Ferhat Mehenni, leader du Mouvement pour l’Autodétermination de la Kabylie (MAK) et de l’Anavad (Gouvernement Provisoire de Kabylie) qu’il a fondé lui même en 2010 à Paris (France), a franchi le pas dans un discours prononcé lors d’une conférence animée à Londres. Il a clairement appelé les Kabyles à prendre les armes et constituer un «corps de sécurité Kabyle» dans l’objectif d’acquérir «l’indépendance de la Kabylie».

«Pour que cette indépendance devienne une réalité, j’appelle la Kabylie, le peuple Kabyle à accepter de bonne grâce et en toute conscience la mise sur pied d’un corps de contrainte, d’une organisation de sécurité de la Kabylie» a déclaré Ferhat Mehenni devant ses militants au Royaume Uni. L’ancien chanteur engagé,  fondateur du Rassemblement pour la Culture et la Démocratie (RCD), animateur du Mouvement Culturel Berbère et autonomiste converti en indépendantiste, mais jusque-là pacifiste, monte d’un cran et lance un appel aux jeunes Kabyles pour s’engager dans une lutte armée.

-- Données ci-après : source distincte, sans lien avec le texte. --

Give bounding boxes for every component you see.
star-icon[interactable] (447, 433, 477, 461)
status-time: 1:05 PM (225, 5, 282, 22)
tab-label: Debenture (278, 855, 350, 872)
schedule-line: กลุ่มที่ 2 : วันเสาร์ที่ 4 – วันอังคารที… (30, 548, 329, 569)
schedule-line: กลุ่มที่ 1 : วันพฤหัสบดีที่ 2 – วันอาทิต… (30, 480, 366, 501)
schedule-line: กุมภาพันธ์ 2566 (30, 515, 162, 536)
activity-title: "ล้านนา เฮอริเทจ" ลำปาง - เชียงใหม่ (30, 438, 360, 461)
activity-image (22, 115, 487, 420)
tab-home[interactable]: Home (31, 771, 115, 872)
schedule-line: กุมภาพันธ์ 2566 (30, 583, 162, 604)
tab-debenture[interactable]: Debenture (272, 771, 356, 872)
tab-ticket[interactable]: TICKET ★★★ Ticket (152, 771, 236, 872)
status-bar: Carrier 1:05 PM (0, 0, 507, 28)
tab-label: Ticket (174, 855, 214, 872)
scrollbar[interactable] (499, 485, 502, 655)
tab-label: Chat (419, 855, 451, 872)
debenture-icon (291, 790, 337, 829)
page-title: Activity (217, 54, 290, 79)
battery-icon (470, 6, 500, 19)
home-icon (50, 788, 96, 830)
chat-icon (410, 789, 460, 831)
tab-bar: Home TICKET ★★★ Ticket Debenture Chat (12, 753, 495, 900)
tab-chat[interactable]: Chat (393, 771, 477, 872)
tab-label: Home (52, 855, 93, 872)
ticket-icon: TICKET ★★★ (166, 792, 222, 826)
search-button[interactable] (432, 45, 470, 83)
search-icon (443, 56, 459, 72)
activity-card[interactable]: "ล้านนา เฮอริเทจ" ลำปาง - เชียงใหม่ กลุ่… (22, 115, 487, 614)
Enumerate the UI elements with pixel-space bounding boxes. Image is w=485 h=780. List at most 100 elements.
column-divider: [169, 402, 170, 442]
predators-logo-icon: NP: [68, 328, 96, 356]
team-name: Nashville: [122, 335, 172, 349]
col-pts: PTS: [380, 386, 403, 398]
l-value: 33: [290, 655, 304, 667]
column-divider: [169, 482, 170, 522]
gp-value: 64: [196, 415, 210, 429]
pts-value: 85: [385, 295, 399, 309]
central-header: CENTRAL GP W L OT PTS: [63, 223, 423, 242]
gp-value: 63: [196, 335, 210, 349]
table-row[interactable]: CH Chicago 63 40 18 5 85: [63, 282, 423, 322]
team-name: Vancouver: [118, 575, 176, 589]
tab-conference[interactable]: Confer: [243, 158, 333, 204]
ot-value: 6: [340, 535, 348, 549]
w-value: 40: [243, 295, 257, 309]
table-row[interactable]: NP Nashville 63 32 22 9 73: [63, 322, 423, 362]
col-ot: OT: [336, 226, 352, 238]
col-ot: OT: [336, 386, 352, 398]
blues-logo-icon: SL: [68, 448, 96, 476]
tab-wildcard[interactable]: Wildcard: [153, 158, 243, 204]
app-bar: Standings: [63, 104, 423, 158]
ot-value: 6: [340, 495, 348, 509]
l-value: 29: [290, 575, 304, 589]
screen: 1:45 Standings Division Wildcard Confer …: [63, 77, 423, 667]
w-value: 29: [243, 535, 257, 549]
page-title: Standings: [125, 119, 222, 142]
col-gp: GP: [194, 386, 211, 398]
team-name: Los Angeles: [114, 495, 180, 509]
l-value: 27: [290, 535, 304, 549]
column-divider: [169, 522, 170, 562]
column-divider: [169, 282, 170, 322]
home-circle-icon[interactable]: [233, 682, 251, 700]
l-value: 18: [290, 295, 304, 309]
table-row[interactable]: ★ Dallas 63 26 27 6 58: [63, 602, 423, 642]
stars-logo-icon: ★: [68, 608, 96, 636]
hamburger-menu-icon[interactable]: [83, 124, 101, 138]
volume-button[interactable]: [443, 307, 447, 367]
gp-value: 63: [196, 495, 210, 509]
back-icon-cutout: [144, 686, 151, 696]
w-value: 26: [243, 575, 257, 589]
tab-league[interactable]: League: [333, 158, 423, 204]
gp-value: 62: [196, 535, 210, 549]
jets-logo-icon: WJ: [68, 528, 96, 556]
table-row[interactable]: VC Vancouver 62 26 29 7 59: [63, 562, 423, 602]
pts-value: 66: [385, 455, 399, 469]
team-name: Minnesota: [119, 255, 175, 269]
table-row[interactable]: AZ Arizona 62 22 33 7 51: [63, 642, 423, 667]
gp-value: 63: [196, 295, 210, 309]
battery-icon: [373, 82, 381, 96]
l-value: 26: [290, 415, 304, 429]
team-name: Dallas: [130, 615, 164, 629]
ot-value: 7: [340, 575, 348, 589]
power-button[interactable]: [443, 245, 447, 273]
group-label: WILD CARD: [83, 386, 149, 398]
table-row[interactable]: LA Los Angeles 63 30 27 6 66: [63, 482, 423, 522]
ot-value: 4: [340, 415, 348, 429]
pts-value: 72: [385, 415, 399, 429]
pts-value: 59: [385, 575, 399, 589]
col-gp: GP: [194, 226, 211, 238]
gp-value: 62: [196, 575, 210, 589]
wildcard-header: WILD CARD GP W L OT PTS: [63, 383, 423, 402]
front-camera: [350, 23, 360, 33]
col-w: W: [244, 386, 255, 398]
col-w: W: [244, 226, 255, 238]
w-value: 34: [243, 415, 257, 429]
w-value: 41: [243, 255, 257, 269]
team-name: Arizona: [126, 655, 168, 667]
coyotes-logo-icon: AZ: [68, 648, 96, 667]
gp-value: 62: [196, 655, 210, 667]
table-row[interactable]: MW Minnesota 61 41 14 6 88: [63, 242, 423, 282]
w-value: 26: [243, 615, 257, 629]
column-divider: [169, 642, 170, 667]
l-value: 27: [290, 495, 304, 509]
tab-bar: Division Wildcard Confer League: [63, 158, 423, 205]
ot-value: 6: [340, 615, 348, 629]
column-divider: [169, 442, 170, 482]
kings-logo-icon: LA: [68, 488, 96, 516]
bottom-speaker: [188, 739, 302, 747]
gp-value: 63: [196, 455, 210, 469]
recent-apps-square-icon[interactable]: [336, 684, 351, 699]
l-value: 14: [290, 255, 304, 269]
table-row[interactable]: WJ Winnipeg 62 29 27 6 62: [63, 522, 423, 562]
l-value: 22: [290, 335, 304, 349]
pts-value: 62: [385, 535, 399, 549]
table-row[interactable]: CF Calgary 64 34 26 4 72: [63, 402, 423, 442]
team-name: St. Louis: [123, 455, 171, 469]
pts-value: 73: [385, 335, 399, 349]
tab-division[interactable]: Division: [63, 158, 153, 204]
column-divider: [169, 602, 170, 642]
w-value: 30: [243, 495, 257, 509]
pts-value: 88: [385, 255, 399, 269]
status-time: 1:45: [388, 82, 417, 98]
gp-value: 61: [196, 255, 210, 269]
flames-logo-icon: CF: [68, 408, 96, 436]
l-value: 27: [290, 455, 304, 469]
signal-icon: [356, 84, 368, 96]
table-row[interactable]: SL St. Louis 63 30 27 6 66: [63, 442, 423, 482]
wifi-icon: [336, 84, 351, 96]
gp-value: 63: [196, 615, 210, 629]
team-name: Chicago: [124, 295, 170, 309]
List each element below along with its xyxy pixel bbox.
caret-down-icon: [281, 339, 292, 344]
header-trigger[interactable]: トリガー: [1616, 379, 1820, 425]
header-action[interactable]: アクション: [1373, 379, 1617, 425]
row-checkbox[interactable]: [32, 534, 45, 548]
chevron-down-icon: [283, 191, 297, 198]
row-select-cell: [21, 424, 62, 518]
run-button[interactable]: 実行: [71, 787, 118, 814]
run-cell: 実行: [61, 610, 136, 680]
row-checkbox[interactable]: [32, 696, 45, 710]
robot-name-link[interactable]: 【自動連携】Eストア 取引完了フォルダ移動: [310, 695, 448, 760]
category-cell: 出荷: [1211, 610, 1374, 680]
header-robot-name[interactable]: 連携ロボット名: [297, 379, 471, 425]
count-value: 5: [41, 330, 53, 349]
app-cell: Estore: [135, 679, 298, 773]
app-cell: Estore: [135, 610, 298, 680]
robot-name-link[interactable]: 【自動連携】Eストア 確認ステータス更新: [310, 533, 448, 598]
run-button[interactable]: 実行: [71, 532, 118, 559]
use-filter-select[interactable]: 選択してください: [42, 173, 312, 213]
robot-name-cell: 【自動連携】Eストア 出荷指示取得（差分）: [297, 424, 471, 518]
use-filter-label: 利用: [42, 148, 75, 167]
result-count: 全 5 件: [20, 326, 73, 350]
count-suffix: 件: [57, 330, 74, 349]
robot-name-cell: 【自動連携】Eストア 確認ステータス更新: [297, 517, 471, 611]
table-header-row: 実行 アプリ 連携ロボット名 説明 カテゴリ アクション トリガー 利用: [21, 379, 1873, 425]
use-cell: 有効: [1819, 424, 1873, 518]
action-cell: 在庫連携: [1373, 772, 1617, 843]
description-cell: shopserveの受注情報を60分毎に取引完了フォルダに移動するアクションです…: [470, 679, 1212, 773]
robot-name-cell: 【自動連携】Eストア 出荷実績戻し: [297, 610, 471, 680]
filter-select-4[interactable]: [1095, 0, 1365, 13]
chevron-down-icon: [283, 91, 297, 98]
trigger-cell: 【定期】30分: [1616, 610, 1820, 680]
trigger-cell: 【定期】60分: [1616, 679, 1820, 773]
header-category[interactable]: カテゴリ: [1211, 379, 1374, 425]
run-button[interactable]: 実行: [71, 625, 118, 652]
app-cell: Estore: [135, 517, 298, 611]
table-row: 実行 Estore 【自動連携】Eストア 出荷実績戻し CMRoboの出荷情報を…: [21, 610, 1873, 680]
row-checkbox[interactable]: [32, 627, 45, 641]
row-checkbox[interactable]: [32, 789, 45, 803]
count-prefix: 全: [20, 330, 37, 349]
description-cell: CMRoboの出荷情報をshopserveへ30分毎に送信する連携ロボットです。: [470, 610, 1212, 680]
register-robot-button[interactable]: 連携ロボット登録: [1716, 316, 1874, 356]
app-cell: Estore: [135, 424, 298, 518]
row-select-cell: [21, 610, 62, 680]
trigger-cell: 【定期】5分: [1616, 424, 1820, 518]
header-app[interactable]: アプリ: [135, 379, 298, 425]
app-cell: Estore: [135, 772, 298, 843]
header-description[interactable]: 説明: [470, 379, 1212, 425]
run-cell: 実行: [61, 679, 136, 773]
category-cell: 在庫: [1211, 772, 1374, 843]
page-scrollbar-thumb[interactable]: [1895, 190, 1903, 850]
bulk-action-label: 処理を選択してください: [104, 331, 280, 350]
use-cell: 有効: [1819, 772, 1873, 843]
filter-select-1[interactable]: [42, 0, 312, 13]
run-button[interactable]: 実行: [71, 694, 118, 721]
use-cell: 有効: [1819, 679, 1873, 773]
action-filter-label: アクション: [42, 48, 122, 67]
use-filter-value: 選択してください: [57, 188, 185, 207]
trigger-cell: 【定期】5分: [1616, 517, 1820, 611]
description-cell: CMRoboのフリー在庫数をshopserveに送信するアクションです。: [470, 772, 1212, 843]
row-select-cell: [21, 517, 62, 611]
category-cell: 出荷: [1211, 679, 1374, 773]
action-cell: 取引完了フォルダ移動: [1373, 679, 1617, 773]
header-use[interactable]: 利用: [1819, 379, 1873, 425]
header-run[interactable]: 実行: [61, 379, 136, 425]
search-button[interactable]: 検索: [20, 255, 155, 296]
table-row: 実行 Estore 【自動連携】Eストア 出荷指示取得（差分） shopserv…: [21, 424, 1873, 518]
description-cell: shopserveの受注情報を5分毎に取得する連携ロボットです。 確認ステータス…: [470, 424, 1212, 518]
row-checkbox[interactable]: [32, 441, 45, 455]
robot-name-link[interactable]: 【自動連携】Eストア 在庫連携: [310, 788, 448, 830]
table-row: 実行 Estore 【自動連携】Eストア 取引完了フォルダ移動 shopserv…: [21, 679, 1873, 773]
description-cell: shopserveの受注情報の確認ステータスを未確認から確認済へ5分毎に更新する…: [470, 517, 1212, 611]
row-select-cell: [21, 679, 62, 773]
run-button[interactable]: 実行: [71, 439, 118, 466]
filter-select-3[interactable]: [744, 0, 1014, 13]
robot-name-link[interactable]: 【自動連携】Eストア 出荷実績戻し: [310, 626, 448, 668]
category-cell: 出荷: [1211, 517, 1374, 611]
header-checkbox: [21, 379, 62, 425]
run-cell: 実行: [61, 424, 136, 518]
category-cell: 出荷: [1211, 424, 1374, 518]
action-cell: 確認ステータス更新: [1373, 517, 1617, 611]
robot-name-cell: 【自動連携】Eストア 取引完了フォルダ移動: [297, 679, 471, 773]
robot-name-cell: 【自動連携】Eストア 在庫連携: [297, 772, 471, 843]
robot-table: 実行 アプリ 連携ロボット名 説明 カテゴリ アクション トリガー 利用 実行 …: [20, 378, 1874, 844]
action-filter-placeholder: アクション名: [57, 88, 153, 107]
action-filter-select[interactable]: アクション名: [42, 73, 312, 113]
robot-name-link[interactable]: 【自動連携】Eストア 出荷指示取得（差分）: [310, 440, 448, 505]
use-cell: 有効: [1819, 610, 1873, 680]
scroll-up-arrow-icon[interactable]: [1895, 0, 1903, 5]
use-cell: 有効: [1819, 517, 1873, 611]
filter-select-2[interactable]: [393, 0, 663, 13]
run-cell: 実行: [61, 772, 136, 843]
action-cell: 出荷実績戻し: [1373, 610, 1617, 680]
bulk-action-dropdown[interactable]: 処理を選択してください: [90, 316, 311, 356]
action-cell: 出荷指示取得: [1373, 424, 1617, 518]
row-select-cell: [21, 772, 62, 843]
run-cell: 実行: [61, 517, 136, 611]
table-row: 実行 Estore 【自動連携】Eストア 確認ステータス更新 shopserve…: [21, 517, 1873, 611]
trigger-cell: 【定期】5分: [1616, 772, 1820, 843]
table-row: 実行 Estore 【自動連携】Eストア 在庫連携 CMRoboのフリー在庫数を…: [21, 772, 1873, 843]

Ferhat Mehenni se compare à Charles de Gaulle et cite l’appel que ce dernier  a lancé depuis Londres pour libérer la France de la colonisation Nazie. Il appelle clairement les «jeunes Kabyles à s’engager dans ce corps de sécurité» pour «asseoir une autorité Kabyle et supplanter l’autorité algérienne». L’appel suscite d’ores et déjà la polémique et l’indignation en Kabylie.

La sortie du leader de la mouvance indépendantiste Kabyle intervient dans un contexte d’une fragilisation de sa base militante, causée par des dissidences au sein de son mouvement ainsi que la fondation de deux nouveaux mouvements concurrents en Kabylie. À savoir l’Union pour la République Kabyle (URK) prônant l’indépendance de la Kabylie et le Rassemblement pour la Kabylie (RPK) revendiquant quant à lui l’autonomie de la Kabylie.